We shielded our eyes from the sun as we crawled out to a concrete ledge under the freeway. Below us, a steep slope led into the canal basin, next to a single lane road for maintenance vehicles. Several hundred yards to the east, I could see the glittering casinos of the Strip. The government-issued sedan was already parked in the basin, with Polk and Decatur in the front seats.

"They've been waiting for us. They knew this was the only tunnel to the Strip."

"What's going on?" Nate said, scrambling up onto the ledge with us.

"Shut your trap," Luke whispered pointing at the vehicle below. "That's the goddamn FBI down there."

"I know all about that," Nate said. He wasn't grinning anymore. "I saw you shit bags on the news this morning when I was up at the clinic."

"You don't know what you're talking 'bout, Nate," Luke said.

"They said you was terrorists," Nate said. He pointed his index finger at our faces, as if he was practicing how he'd pick us out of a lineup.

"You don't believe that," I said. "You know us. Luke's the one that saved you."

"This is my chance," Nate said. "I turn you guys in and I can be somebody. Finally I can make a difference."

"Don't be a fucking idiot," Luke grumbled.

"Hey officers! I got them right here!" Nate shouted into the basin. His voice echoed through the concrete walls of the underpass. Polk and Decatur looked up at us. They drew their guns and stepped out of their car.

Nate tackled me and we both fell over the ledge. "Motherfucker!" Luke hollered as he watched Nate drag me down like an anchor. I was sliding down the concrete slope into the basin while Nate held on tight to my ankle, shouting at Polk and Decatur to make sure they were ready to apprehend us.

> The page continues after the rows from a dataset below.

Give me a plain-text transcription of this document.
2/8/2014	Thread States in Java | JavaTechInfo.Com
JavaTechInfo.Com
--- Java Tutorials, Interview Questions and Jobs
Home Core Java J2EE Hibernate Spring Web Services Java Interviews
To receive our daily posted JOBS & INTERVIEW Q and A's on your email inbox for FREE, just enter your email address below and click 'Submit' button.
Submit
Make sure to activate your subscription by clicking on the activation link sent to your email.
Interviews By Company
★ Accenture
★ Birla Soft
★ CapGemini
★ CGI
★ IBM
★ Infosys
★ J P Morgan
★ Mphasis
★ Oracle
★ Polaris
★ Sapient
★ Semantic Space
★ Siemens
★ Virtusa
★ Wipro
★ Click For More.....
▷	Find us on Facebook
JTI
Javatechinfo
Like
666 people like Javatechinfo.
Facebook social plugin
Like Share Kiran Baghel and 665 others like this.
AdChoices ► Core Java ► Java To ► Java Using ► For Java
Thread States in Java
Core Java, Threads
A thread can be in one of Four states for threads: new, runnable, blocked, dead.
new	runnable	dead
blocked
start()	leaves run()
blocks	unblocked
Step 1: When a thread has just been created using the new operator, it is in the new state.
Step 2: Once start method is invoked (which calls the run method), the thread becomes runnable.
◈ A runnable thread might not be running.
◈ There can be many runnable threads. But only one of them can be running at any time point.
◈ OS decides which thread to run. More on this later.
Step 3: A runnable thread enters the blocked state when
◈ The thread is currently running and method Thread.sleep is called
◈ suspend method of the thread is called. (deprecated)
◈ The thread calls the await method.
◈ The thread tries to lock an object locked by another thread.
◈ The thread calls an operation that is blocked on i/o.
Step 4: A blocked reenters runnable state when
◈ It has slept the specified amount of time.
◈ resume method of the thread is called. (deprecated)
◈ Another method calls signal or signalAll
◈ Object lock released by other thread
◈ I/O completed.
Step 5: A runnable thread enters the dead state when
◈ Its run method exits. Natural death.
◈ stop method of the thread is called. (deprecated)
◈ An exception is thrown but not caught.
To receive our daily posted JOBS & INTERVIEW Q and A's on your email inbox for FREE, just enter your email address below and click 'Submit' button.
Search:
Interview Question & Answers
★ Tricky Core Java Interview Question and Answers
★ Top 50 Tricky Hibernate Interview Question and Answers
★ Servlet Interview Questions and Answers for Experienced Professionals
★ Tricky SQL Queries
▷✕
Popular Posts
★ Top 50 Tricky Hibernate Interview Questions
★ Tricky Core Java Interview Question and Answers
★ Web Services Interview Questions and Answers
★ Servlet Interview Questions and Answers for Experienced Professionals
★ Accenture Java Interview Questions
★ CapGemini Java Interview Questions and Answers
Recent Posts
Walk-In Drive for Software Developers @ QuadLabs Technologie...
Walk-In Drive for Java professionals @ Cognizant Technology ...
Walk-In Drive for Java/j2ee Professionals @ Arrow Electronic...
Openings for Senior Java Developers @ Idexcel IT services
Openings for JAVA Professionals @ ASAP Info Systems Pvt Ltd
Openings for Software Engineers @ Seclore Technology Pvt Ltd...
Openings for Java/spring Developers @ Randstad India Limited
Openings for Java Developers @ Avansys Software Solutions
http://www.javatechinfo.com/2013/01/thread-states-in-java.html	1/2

We landed in a pile of muck at the bottom of the basin and the agents were ready, pointing their Glocks in our face, the same ones that Luke had kicked across the floor in Fatima's store. I glanced overhead but Luke had already ducked behind the ledge, retreating into the shadows of the storm drains.

"Officers, this here is Temo McCarthy," Nate said proudly, rising up out of the muck. "He's the terrorist they was talkin' 'bout on the news."

"Who are you?" Agent Polk asked him.

"Nate. Used to be a tweaker down in the tunnels. But I am a changed man now. I want to help you guys."

Polk fired twice into Nate's chest and he fell back into the muck. She inspected his body as blood soaked into the sewage debris. She confirmed no signs of movement. Kneeling at the edge of the basin, she blew his face off with a final shot so it would be impossible to identify the body. She took a few minutes to gather up his teeth from the puddles and slip them in an evidence bag. 

"Aren't going to shoot me, too?" I asked as they cuffed me behind their car.

Decatur scoffed. "You should be so lucky." Then he threw me in the trunk.